In realtà è il presupposto ad essere sbagliato: fermarsi oltre l’orario di lavoro, sottoporsi a ritmi frenetici, sacrificare parti sostanziose della vita privata, fare una call dopo l’altra, sono considerati la norma. Ma in realtà non lo sono affatto e anzi incidono pesantemente sia sulla salute del lavoratore, sia in generale sulla produttività dell’azienda. Se si partisse invece da un presupposto “sano” del concetto di lavoro, probabilmente ci sarebbero molte meno dimissioni e non si avrebbe alcun bisogno del quiet quitting.
I leader giocano decisamente un ruolo chiave rispetto alla soddisfazione dei dipendenti. Nel suo libro Il pessimo capo (Longanesi, 2021), Domitilla Ferrari racconta con ironia e saggezza di quei leader che ti rendono la vita difficile e che così facendo creano un danno all’intera azienda. Ci sono diversi profili, ma in generale, ci racconta la Ferrari, il pessimo capo è colui che non condivide, che non ascolta e che è rimasto ancorato a un’idea di efficienza sul lavoro che predilige il tempo (quanto tempo stai seduto alla scrivania, quanto ti fermi dopo l’orario di ufficio, quanto resti collegato, etc.) a discapito del risultato. Possiamo imparare a riconoscere questi pessimi capi, a decidere di non essere come loro e a difenderci pacificamente.

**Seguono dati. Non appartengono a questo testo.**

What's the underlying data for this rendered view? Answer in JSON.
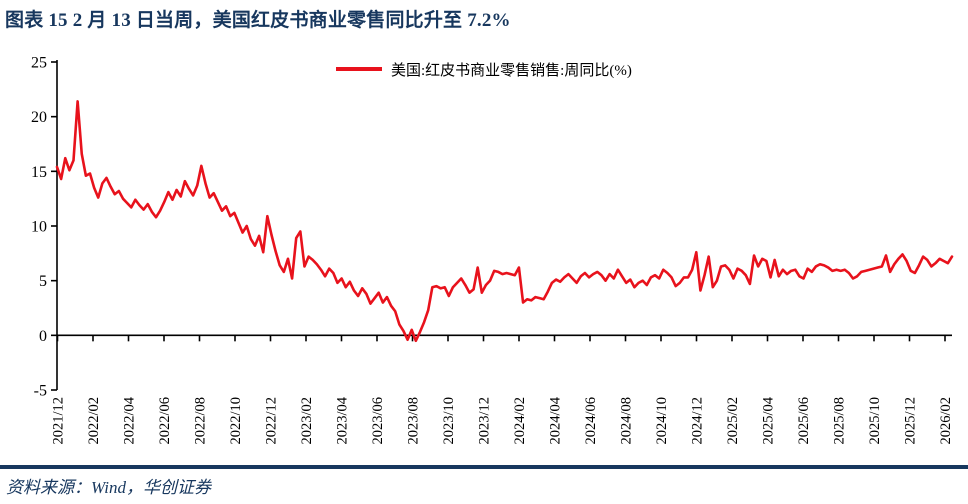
{
  "title": {
    "text": "图表 15  2 月 13 日当周，美国红皮书商业零售同比升至 7.2%"
  },
  "legend": {
    "label": "美国:红皮书商业零售销售:周同比(%)"
  },
  "footer": {
    "source": "资料来源：Wind，华创证券"
  },
  "colors": {
    "accent_navy": "#17375E",
    "line_red": "#E8121C",
    "axis_black": "#000000",
    "background": "#FFFFFF"
  },
  "chart_data": {
    "type": "line",
    "title": "2 月 13 日当周，美国红皮书商业零售同比升至 7.2%",
    "ylabel": "",
    "xlabel": "",
    "ylim": [
      -5,
      25
    ],
    "y_ticks": [
      25,
      20,
      15,
      10,
      5,
      0,
      -5
    ],
    "grid": false,
    "legend_position": "top-center",
    "frequency": "weekly",
    "latest_value": 7.2,
    "x_ticks": [
      "2021/12",
      "2022/02",
      "2022/04",
      "2022/06",
      "2022/08",
      "2022/10",
      "2022/12",
      "2023/02",
      "2023/04",
      "2023/06",
      "2023/08",
      "2023/10",
      "2023/12",
      "2024/02",
      "2024/04",
      "2024/06",
      "2024/08",
      "2024/10",
      "2024/12",
      "2025/02",
      "2025/04",
      "2025/06",
      "2025/08",
      "2025/10",
      "2025/12",
      "2026/02"
    ],
    "series": [
      {
        "name": "美国:红皮书商业零售销售:周同比(%)",
        "color": "#E8121C",
        "values": [
          15.4,
          14.3,
          16.2,
          15.1,
          16.0,
          21.4,
          16.6,
          14.6,
          14.8,
          13.5,
          12.6,
          13.9,
          14.4,
          13.6,
          12.9,
          13.2,
          12.5,
          12.1,
          11.7,
          12.4,
          11.9,
          11.5,
          12.0,
          11.3,
          10.8,
          11.4,
          12.2,
          13.1,
          12.4,
          13.3,
          12.7,
          14.1,
          13.4,
          12.8,
          13.7,
          15.5,
          13.9,
          12.6,
          13.0,
          12.2,
          11.4,
          11.8,
          10.9,
          11.2,
          10.3,
          9.4,
          10.0,
          8.8,
          8.2,
          9.1,
          7.6,
          10.9,
          9.2,
          7.7,
          6.4,
          5.8,
          7.0,
          5.2,
          8.9,
          9.5,
          6.3,
          7.2,
          6.9,
          6.5,
          6.0,
          5.4,
          6.1,
          5.7,
          4.8,
          5.2,
          4.4,
          4.9,
          4.1,
          3.6,
          4.3,
          3.8,
          2.9,
          3.4,
          3.9,
          3.0,
          3.5,
          2.7,
          2.2,
          1.0,
          0.4,
          -0.4,
          0.5,
          -0.5,
          0.3,
          1.2,
          2.3,
          4.4,
          4.5,
          4.3,
          4.4,
          3.6,
          4.4,
          4.8,
          5.2,
          4.6,
          3.9,
          4.2,
          6.2,
          3.9,
          4.6,
          5.0,
          5.9,
          5.8,
          5.6,
          5.7,
          5.6,
          5.5,
          6.2,
          3.0,
          3.3,
          3.2,
          3.5,
          3.4,
          3.3,
          4.0,
          4.8,
          5.1,
          4.9,
          5.3,
          5.6,
          5.2,
          4.8,
          5.4,
          5.7,
          5.3,
          5.6,
          5.8,
          5.5,
          5.0,
          5.6,
          5.2,
          6.0,
          5.4,
          4.8,
          5.1,
          4.4,
          4.8,
          5.0,
          4.6,
          5.3,
          5.5,
          5.2,
          6.0,
          5.7,
          5.3,
          4.5,
          4.8,
          5.3,
          5.3,
          6.0,
          7.6,
          4.1,
          5.5,
          7.2,
          4.4,
          5.0,
          6.3,
          6.4,
          6.0,
          5.2,
          6.1,
          5.9,
          5.5,
          4.7,
          7.3,
          6.3,
          7.0,
          6.8,
          5.3,
          6.9,
          5.4,
          6.0,
          5.6,
          5.9,
          6.0,
          5.4,
          5.2,
          6.1,
          5.8,
          6.3,
          6.5,
          6.4,
          6.2,
          5.9,
          6.0,
          5.9,
          6.0,
          5.7,
          5.2,
          5.4,
          5.8,
          5.9,
          6.0,
          6.1,
          6.2,
          6.3,
          7.3,
          5.8,
          6.5,
          7.0,
          7.4,
          6.8,
          5.9,
          5.7,
          6.4,
          7.2,
          6.9,
          6.3,
          6.6,
          7.0,
          6.8,
          6.6,
          7.2
        ]
      }
    ]
  }
}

Non esiste un decalogo universale per essere lavoratori felici, ogni lavoro è diverso, ogni ufficio è diverso, un gruppo di colleghi è diverso da un altro e ogni individuo si contraddistingue per le sue specificità. E allora? Allora il modo migliore è costruirsi da soli il proprio decalogo a partire dai valori che ci contraddistinguono come persone, imparando a distaccarci e a dare al lavoro la giusta importanza inquadrandolo nella cornice più ampia della nostra vita. Il nostro valore come persone non dipende esclusivamente dal lavoro che facciamo, anzi, in molti casi non ne dipende affatto.